Após despedir-se da moça, sentindo-se satisfeita por ter feito uma boa ação, Hua Rong virou-se e deu de cara com um homem de uns cinquenta anos, de pele curtida pelo sol.
O homem sorriu para Hua Rong: "Comandante, chegou a minha vez."
O antigo General Hua amava o povo como a seus próprios filhos, por isso os habitantes do Passo Yanhui não temiam os militares.
Hua Rong cobriu os olhos: "Depressa, rápido, revistem-no logo, ele está a ferir a minha vista."
O homem ficou sem fala, com uma expressão de mágoa: "Comandante, quando eu era jovem, também fui um rapaz muito bonito em todas as aldeias aqui em redor."
Hua Rong respondeu apenas com um riso seco.
Ela mandou trazer uma cadeira de balanço e instalou-se no pavilhão, supervisionando pessoalmente a revista feita pelos soldados. Sempre que via alguém com um rosto agradável, a própria comandante encarregava-se da inspeção.
Enquanto bebia o chá gelado oferecido por um vendedor ambulante, um mercador de frutas que entrava na cidade deu-lhe uma melancia.
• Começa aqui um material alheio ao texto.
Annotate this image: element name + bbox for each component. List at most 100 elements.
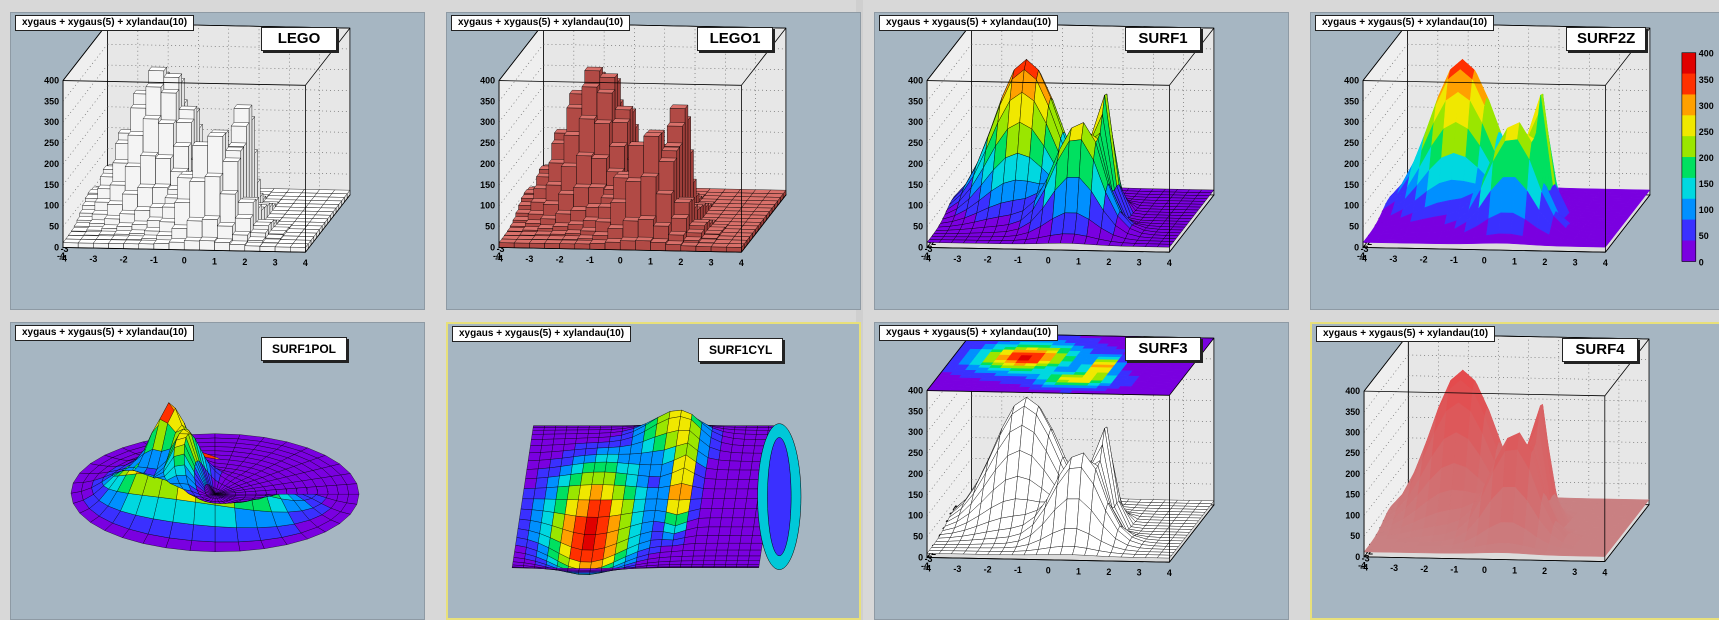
cyl-cell [727, 543, 741, 551]
x-tick-label: -4 [59, 253, 67, 263]
cyl-cell [543, 429, 556, 435]
lego-bar-top [232, 230, 251, 236]
surface-cell [1138, 499, 1154, 503]
cyl-cell [732, 438, 745, 446]
lego-bar [290, 246, 306, 253]
z-tick-label: 300 [1344, 117, 1359, 127]
surface-cell [1621, 206, 1638, 211]
palette-swatch [1681, 94, 1696, 101]
chart-pad-surf4[interactable]: 40035030025020015010050043210-1-2-3-4-4-… [1310, 322, 1719, 620]
cyl-cell [637, 464, 652, 477]
chart-pad-surf2z[interactable]: 40035030025020015010050043210-1-2-3-4-4-… [1310, 12, 1719, 310]
cyl-cell [717, 459, 731, 471]
surface-cell [977, 236, 993, 241]
x-tick-label: -1 [1450, 255, 1458, 265]
cyl-cell [744, 429, 758, 435]
x-tick-label: 3 [1137, 257, 1142, 267]
chart-pad-surf3[interactable]: 40035030025020015010050043210-1-2-3-4-4-… [874, 322, 1289, 620]
cyl-cell [625, 473, 639, 487]
chart-title[interactable]: SURF1 [1125, 27, 1201, 51]
cyl-cell [615, 462, 629, 475]
polar-cell [214, 526, 239, 543]
function-label: xygaus + xygaus(5) + xylandau(10) [452, 326, 632, 342]
lego-bar-top [640, 172, 660, 178]
cyl-cell [520, 498, 534, 510]
box-edge [926, 333, 972, 391]
lego-bar-top [698, 238, 718, 243]
surface-cell [989, 547, 1005, 552]
chart-title[interactable]: SURF1POL [261, 337, 348, 361]
lego-bar-top [259, 242, 279, 247]
box-edge [1169, 504, 1215, 563]
x-tick-label: -1 [586, 255, 594, 265]
lego-bar-top [163, 73, 183, 78]
x-tick-label: 4 [1602, 567, 1607, 577]
cyl-cell [732, 508, 746, 519]
surface-cell [975, 550, 991, 555]
palette-tick-label: 150 [1699, 179, 1714, 189]
z-tick-label: 250 [480, 138, 495, 148]
surface-cell [1599, 235, 1615, 239]
cyl-cell [559, 464, 573, 477]
cyl-cell [554, 429, 567, 435]
chart-pad-lego1[interactable]: 40035030025020015010050043210-1-2-3-4-4-… [446, 12, 861, 310]
lego-bar-top [204, 172, 224, 178]
palette-swatch [1681, 203, 1696, 210]
chart-pad-surf1cyl[interactable]: xygaus + xygaus(5) + xylandau(10) SURF1CY… [446, 322, 861, 620]
lego-bar [529, 242, 545, 249]
surface-cell [940, 547, 957, 552]
lego-bar-top [228, 142, 247, 147]
chart-pad-lego[interactable]: 40035030025020015010050043210-1-2-3-4-4-… [10, 12, 425, 310]
palette-swatch [1681, 141, 1696, 148]
surface-cell [1170, 226, 1186, 231]
surface-cell [1161, 549, 1177, 553]
grid-line [926, 85, 972, 144]
contour-top [926, 333, 1215, 396]
cyl-cell [553, 433, 567, 440]
lego-bar-top [727, 221, 747, 226]
cyl-cell [527, 452, 541, 461]
lego-bar-top [148, 66, 167, 72]
cyl-cell [593, 461, 607, 473]
cyl-cell [551, 444, 565, 452]
z-tick-label: 150 [908, 490, 923, 500]
chart-title[interactable]: LEGO [261, 27, 337, 51]
z-tick-label: 150 [480, 180, 495, 190]
surface-cell [1612, 218, 1629, 222]
function-label: xygaus + xygaus(5) + xylandau(10) [451, 15, 631, 31]
palette-swatch [1681, 235, 1696, 241]
chart-title[interactable]: LEGO1 [697, 27, 773, 51]
chart-title[interactable]: SURF2Z [1566, 27, 1647, 51]
grid-line [62, 64, 108, 123]
lego-bar-top [608, 142, 628, 147]
polar-surface [70, 402, 360, 552]
palette-swatch [1681, 57, 1696, 64]
cyl-cell [635, 567, 647, 569]
chart-title[interactable]: SURF1CYL [698, 338, 784, 362]
lego-bar-top [730, 218, 749, 223]
palette-swatch [1681, 78, 1696, 85]
chart-pad-surf1[interactable]: 40035030025020015010050043210-1-2-3-4-4-… [874, 12, 1289, 310]
z-tick-label: 250 [44, 138, 59, 148]
surface-cell [1147, 208, 1163, 213]
lego-bar [574, 243, 591, 250]
grid-line [1363, 396, 1409, 454]
cyl-cell [705, 543, 718, 551]
cyl-cell [532, 427, 545, 431]
lego-bar-top [214, 238, 233, 243]
cyl-cell [530, 439, 543, 446]
x-tick-label: -3 [953, 254, 961, 264]
lego-bar-top [62, 238, 82, 244]
cyl-cell [532, 425, 545, 428]
lego-bar-top [753, 207, 773, 212]
lego-bar-top [294, 218, 313, 223]
surface-cell [1496, 233, 1511, 244]
box-edge [305, 194, 351, 253]
chart-pad-surf1pol[interactable]: xygaus + xygaus(5) + xylandau(10) SURF1PO… [10, 322, 425, 620]
lego-bar-top [711, 202, 730, 208]
surface-mesh [1362, 58, 1651, 248]
lego-bar [229, 244, 246, 252]
chart-title[interactable]: SURF3 [1125, 337, 1201, 361]
surface-cell [1159, 241, 1175, 245]
surface-cell [1160, 502, 1176, 507]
Hua Rong era uma pessoa de princípios; jamais aceitava algo do povo de graça. Por isso, encarou o comandante da guarda ao lado, forçando-o com o olhar a pagar pelo fruto. Depois, continuou a beber seu chá e a comer a fruta, sentindo-se extremamente confortável.
Qian Feng sentou-se num banquinho ao lado dela, aproveitando para beber do seu chá.
Ele estava enganado. Se nem o velho General conseguia controlar Hua Rong, como ele poderia ter imaginado que Jiang Yuexing seria capaz de disciplinar aquela pequena encrenqueira?